In pitches, venture capitalists and investors are, naturally, asking themselves the all-important question: “What’s in it for me?”. As a result, rebel entrepreneurs must prove their viability if they want to maintain their potential investors’ interest, and secure the funding.

I happen to have first-hand experience in this. In 1997, I returned from the US, eager to establish my own company in Ireland. Without showing success in getting one deal in this new industry, it was impossible for investors to believe that it would work.

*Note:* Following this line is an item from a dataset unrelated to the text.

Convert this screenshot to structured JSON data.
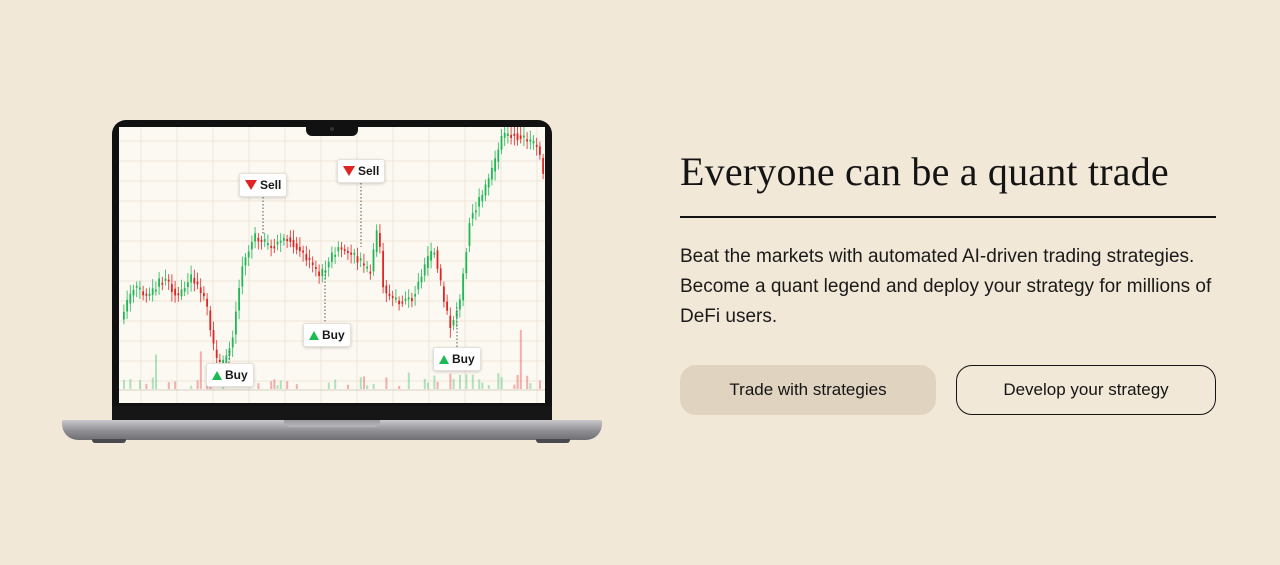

I then went to the UK to meet with pharmaceutical companies to see if they’d be interested in using my technology. After many months, I secured just one single deal. I tried to fundraise in Ireland again, and was instantly more successful. I was now able to communicate the viability of my product to investors, and how, with their help, the business had the potential to grow exponentially. If I could close one deal with almost no money, then what could I do if I had their money and a sales force? Getting just one deal over the line made the company viable but, more importantly, made the company worth something financially.

The good news is that you don’t have to have secured six-figure deals to prove to investors that your business has what it takes. In truth, a little can go a very long way. A rebel entrepreneur who has developed an app that has been downloaded a couple thousand times will emphasise its possibility at fundraising meetings. A company owner who has sealed one or two deals will ensure that their potential investors are made aware of this. This shows them that the product or business model actually works and can make the company worth ten times as much. By demonstrating that you have had small successes in spite of a lack of funding, you prove that your product or service is viable. This will get investors excited.

If a rebel entrepreneur can demonstrate that they can go a reasonable distance for nothing, you invite investors to imagine your business’ potential to grow with additional funding.